Drummer Pete La Roca’s solo on “Minor Apprehension”, the second track on Jackie McLean’s 1959 Blue Note release New Soil, is two minutes of brilliant, unaccompanied free improvisation.

There’s no steady pulse, no reference to the 32-bar form, just an impression of the melody, using rhythm and sound to get that impression across. It might be the first recorded drum solo to take such liberties, which makes the solo, in effect, one of the earliest recorded examples of free jazz.

A two-minute drum solo on a 1959 Jackie McLean record had bold implications.

I’d long heard about the solo, thanks to writers Ken Micallef, Nate Chinen, and Stanley Crouch. I know of no other jazz drumming like this in 1959. However, La Roca’s first gigs were as a percussionist in Latin conjuntos, and it is Afro-Cuban drumming which is the main inspiration for La Roca’s solo. The intros, fills, and solos of Latin timbaleros and congueros like Tito Puente, Ray Barretto, and Mongo Santamaria paved the way for La Roca’s fantasia.

Pete La Roca on “Minor Apprehension” is using the music and rhythms of Cuba, Haiti, and the Dominican Republic to create new possibilities for jazz drumming, showing the deep African roots and common African heritage shared by ragtime, son, swing, clave, bebop, and mambo.

This is big; La Roca is playing a new way- so new that producer Alfred Lion reportedly had a fit of consternation as La Roca was playing- but using Afro-Cuban rhythms, some of the oldest and most powerful rhythms known.

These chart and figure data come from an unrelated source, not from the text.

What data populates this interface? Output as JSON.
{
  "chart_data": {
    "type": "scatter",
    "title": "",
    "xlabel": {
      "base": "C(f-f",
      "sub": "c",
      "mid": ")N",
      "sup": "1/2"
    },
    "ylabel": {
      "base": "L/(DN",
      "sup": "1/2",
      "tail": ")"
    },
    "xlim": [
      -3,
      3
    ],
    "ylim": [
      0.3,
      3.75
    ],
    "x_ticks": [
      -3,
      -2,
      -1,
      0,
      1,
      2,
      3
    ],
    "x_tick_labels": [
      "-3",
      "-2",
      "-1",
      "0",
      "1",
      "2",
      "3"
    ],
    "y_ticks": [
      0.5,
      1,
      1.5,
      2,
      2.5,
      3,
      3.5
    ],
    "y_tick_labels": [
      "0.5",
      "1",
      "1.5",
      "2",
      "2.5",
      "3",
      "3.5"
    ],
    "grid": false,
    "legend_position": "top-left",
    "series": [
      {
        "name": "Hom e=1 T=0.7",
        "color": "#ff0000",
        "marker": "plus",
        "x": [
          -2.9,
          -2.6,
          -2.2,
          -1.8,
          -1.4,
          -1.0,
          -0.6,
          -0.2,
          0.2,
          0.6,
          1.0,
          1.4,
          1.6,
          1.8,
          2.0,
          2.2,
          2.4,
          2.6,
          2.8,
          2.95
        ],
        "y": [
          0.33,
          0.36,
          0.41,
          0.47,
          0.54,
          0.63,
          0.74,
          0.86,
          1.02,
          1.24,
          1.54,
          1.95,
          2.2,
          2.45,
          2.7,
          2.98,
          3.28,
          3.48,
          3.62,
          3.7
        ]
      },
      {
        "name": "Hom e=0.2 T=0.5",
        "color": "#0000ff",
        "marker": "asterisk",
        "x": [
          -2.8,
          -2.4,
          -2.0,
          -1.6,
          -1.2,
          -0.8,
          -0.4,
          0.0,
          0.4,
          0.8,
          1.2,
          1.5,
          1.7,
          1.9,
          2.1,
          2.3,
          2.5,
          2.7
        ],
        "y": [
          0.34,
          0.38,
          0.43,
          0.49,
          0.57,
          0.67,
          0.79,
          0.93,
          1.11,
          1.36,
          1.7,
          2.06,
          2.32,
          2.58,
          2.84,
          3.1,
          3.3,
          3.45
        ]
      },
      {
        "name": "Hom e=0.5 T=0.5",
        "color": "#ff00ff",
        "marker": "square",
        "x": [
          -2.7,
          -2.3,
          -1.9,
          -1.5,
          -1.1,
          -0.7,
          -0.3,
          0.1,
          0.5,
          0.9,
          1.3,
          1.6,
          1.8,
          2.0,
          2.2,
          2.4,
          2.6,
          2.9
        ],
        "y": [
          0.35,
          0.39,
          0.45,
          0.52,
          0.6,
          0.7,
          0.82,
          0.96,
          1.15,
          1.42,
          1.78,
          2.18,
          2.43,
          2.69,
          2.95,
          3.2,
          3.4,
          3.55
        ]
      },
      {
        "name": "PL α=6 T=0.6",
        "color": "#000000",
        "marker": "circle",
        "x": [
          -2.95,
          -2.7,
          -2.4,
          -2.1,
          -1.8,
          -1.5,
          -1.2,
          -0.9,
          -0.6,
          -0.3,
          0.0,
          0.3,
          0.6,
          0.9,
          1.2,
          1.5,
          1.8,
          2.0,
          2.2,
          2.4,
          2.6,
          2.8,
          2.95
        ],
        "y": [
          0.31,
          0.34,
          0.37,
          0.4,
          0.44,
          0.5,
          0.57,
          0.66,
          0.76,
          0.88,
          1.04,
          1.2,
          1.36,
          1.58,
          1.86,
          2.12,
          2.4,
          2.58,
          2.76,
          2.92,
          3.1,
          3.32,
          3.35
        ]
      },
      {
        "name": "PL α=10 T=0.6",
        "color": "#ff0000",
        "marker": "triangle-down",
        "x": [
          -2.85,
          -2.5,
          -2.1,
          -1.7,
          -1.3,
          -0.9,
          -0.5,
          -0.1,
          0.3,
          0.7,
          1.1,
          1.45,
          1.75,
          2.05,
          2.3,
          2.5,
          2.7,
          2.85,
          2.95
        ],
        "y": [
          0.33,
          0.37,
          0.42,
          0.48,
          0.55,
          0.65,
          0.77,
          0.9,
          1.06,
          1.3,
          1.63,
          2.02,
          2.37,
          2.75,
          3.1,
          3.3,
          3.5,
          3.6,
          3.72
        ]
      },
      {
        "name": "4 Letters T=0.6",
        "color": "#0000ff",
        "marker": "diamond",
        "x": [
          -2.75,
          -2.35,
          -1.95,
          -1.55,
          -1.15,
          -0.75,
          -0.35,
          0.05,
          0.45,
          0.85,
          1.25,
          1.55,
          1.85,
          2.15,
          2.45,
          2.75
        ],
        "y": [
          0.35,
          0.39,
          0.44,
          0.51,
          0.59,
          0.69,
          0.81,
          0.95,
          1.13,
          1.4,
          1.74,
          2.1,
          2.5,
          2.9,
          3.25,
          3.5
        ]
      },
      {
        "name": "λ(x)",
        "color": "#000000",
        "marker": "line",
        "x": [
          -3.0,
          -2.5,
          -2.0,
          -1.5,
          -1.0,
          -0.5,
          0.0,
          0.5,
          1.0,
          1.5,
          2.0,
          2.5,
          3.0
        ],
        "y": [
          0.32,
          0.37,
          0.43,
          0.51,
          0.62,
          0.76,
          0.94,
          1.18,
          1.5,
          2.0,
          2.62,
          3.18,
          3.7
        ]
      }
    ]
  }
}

Of course, two minutes of chopped and screwed Afro-Cuban rhythms played on a drumset at a late 50’s hard-bop record date is not, and cannot be, the beginning of free jazz, important though the solo is. Ideas don’t spread that way. But acknowledging La Roca’s innovative solo helps form a more complete picture of the emergence of free jazz in the mid-20th century.

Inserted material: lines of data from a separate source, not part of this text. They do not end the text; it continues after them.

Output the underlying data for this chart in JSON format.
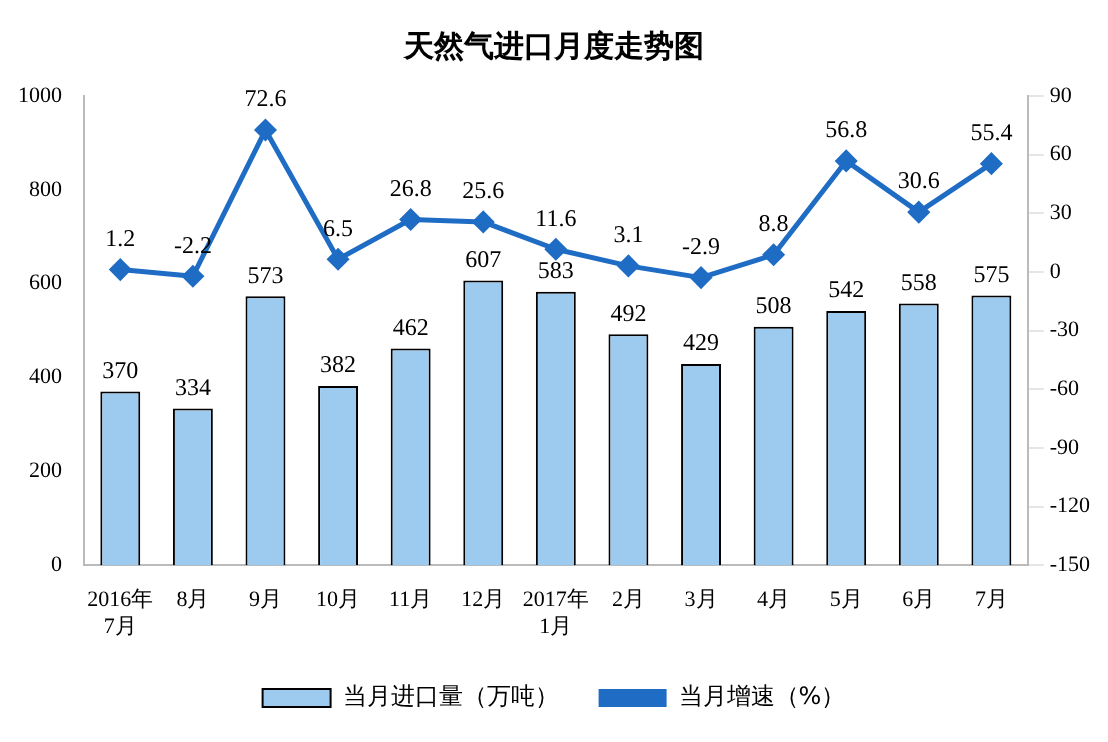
{
  "chart_data": {
    "type": "bar",
    "title": "天然气进口月度走势图",
    "categories": [
      "2016年\n7月",
      "8月",
      "9月",
      "10月",
      "11月",
      "12月",
      "2017年\n1月",
      "2月",
      "3月",
      "4月",
      "5月",
      "6月",
      "7月"
    ],
    "series": [
      {
        "name": "当月进口量（万吨）",
        "color": "#9dcbf0",
        "values": [
          370,
          334,
          573,
          382,
          462,
          607,
          583,
          492,
          429,
          508,
          542,
          558,
          575
        ]
      },
      {
        "name": "当月增速（%）",
        "type": "line",
        "axis": "y2",
        "color": "#1f6cc4",
        "marker": "diamond",
        "values": [
          1.2,
          -2.2,
          72.6,
          6.5,
          26.8,
          25.6,
          11.6,
          3.1,
          -2.9,
          8.8,
          56.8,
          30.6,
          55.4
        ]
      }
    ],
    "ylim": [
      0,
      1000
    ],
    "yticks": [
      0,
      200,
      400,
      600,
      800,
      1000
    ],
    "y2lim": [
      -150,
      90
    ],
    "y2ticks": [
      -150,
      -120,
      -90,
      -60,
      -30,
      0,
      30,
      60,
      90
    ],
    "grid": false,
    "legend": "bottom",
    "data_labels": true
  }
}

Pete La Roca at the recording session for Basra, May 19, 1965, photo by Francis Wolff.

Pete La Roca was one of the most popular drummers of his era; the Lord Discography lists sixty record dates from 1957 to 1967. Once again, the intrepid Ethan Iverson did us a public service in 2021 when he discussed La Roca with one of La Roca’s closest collaborators, the great Steve Swallow.

Swallow could not have been more forthcoming with fond recollections and information about La Roca. The picture Swallow painted of a deeply serious, often contrarian musician whose deepest wish was to be a master practitioner of 4/4 swing and bebop, yet who always included rhythms and ideas from distant sources, was like a beacon flashing: more attention is due, more attention is needed. More attention should be paid to Pete La Roca.